Sang Hong L
Queensland Institute of Medical Research, PO Royal Brisbane Hospital
In 2002, I completed a Master degree in animal breeding and genetics at the University of New England with an average grade of distinction which was a course work only. In the next year, I started an advanced Master degree that required 2 years of pure research (MSc). In the first year, I could transfer to PhD degree, satisfying the criteria for upgrading from MSc to PhD, with approval of the committee. I completed my PhD degree in animal breeding and genetics at the University of New England in 2006. I was employed as a post-doc at the the University of New England until 2008, spent 1 year in Korea as a reserch officer, and have been at Queensland Institute of Medical Research since 2009.

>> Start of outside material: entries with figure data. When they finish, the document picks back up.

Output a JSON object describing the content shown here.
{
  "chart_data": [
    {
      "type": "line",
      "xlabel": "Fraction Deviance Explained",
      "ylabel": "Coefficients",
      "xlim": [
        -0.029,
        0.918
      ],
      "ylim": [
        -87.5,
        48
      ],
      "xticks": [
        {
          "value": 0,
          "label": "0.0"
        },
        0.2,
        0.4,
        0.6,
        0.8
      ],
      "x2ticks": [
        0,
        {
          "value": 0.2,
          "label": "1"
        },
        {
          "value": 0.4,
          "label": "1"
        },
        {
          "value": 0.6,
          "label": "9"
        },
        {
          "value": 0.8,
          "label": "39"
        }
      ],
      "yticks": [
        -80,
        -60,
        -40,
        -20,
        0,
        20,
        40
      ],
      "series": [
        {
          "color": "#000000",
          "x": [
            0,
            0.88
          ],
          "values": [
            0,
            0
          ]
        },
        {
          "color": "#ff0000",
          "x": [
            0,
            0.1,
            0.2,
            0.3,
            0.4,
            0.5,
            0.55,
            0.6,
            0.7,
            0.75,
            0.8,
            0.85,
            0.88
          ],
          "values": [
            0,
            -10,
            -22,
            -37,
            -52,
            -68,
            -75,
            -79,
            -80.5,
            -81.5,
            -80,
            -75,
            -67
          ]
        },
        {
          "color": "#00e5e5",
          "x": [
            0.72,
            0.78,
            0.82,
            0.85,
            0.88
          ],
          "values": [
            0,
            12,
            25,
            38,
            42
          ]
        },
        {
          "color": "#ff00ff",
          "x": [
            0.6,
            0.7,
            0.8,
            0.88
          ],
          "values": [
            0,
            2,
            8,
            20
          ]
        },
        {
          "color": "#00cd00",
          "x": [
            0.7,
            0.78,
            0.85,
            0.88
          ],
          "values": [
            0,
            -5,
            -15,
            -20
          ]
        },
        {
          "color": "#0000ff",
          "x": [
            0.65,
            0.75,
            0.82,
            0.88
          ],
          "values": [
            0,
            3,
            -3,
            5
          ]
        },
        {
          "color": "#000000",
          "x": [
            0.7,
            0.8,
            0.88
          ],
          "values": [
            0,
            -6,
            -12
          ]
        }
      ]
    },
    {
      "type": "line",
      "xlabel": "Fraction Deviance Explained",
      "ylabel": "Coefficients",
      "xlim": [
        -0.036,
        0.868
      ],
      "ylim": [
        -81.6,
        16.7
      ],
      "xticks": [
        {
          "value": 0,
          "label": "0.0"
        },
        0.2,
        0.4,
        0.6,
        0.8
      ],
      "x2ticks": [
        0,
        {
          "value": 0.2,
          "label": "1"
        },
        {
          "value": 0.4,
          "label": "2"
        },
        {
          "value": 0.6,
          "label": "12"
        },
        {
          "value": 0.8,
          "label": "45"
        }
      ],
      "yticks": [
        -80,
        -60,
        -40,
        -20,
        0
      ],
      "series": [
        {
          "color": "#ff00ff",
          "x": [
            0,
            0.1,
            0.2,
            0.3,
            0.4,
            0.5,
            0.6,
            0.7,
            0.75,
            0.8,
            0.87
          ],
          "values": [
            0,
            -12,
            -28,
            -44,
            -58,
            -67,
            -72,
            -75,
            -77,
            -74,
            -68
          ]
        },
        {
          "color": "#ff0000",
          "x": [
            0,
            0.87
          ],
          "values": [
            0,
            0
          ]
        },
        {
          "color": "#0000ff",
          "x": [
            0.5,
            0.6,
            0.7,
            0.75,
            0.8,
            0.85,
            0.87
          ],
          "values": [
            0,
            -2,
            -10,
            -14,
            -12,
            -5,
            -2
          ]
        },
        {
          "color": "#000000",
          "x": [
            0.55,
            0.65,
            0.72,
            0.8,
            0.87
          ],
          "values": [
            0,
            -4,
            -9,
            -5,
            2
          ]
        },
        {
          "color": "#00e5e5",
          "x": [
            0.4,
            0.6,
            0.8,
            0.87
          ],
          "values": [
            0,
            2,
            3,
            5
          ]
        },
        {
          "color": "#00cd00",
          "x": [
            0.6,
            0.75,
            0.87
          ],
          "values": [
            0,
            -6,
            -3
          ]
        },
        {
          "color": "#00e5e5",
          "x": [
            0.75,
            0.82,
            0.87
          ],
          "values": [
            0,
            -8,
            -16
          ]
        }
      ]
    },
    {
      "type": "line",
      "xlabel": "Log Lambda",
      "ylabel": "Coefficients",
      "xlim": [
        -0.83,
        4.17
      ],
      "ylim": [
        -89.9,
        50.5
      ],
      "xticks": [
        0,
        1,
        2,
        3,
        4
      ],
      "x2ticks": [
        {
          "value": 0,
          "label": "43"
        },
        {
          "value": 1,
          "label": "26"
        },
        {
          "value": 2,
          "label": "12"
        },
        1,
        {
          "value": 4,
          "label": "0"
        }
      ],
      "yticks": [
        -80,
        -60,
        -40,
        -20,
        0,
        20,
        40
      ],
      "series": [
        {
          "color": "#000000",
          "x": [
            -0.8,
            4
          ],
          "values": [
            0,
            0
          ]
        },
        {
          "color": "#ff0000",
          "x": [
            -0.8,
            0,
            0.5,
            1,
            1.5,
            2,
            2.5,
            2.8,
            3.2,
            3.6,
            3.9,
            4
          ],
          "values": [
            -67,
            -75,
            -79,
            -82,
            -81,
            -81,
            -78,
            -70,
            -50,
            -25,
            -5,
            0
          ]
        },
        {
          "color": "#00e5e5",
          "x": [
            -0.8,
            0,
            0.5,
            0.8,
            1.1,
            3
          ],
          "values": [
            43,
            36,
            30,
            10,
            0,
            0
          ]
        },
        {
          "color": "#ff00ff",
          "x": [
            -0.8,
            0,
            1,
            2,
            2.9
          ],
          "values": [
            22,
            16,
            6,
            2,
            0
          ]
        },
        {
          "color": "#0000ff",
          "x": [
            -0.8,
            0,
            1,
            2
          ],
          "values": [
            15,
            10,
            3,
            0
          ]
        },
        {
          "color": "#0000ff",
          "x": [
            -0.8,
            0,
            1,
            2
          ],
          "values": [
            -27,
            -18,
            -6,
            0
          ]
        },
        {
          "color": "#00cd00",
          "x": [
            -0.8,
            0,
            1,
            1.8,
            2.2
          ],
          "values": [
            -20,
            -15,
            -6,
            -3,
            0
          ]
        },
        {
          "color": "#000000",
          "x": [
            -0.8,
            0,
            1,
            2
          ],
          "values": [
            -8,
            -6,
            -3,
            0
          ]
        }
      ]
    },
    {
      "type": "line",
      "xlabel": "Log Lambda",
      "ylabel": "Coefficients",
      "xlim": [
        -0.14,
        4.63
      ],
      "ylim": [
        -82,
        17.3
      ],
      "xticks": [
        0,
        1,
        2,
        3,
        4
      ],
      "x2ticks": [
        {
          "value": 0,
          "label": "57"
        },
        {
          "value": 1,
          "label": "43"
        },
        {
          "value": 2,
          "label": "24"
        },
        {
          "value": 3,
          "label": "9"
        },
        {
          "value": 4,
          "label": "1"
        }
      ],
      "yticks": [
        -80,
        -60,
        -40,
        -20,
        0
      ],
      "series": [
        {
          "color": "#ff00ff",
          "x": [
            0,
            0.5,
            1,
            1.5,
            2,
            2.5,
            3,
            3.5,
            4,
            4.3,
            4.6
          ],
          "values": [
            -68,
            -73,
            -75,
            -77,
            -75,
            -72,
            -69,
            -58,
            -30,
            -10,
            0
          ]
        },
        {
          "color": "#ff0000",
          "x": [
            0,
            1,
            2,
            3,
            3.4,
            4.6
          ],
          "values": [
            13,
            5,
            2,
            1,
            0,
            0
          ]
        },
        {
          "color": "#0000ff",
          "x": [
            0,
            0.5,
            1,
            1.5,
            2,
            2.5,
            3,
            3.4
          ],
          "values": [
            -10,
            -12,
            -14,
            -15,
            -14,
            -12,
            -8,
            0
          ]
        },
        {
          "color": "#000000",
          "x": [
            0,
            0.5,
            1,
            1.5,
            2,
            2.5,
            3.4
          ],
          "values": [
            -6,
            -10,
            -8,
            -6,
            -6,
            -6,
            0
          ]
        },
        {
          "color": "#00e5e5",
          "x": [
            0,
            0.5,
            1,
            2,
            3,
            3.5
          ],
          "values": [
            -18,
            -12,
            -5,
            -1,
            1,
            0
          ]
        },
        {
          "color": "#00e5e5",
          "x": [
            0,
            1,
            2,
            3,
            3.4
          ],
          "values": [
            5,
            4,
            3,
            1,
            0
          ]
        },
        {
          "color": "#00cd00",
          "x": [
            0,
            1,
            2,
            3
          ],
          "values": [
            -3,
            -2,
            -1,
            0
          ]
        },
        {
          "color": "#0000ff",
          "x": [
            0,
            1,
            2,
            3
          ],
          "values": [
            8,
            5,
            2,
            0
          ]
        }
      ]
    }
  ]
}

Dr. Sang Hong Lee is interested in better understanding the genetic architecture of complex traits by using advanced statistical models and methods based on the quantitative genetic theory and molecular information. Dr. Lee has experience in developing advanced statistical methods to estimate genetic variance and individual genetic effects at quantitative trait loci (QTL) based on phenotype-genotype association analyses. Dr. Lee published a number of method papers including developments of a residual maximum likelihood approach, and full and empirical Bayesian approaches. Recently, genome-wide SNP data have been available for many traits in many species. Dr. Lee has developed an empirical Bayesian approach to use genome-wide SNP data to dissect the genetic architecture of complex traits, e.g. estimating genetic variances and individual genetic effects and predicting unobserved future phenotypes based on genome-wide SNP information. The developed statistical approaches were used to analyse a heterogeneous mouse line. Currently, Dr. Lee is focused on understanding the genetic architecture of liability for important human diseases. Dr. Lee developed appropriate statistical approaches to obtain unbiased genetic variances in liability for complex diseases using population-based case-control studies with genome-wide SNP data.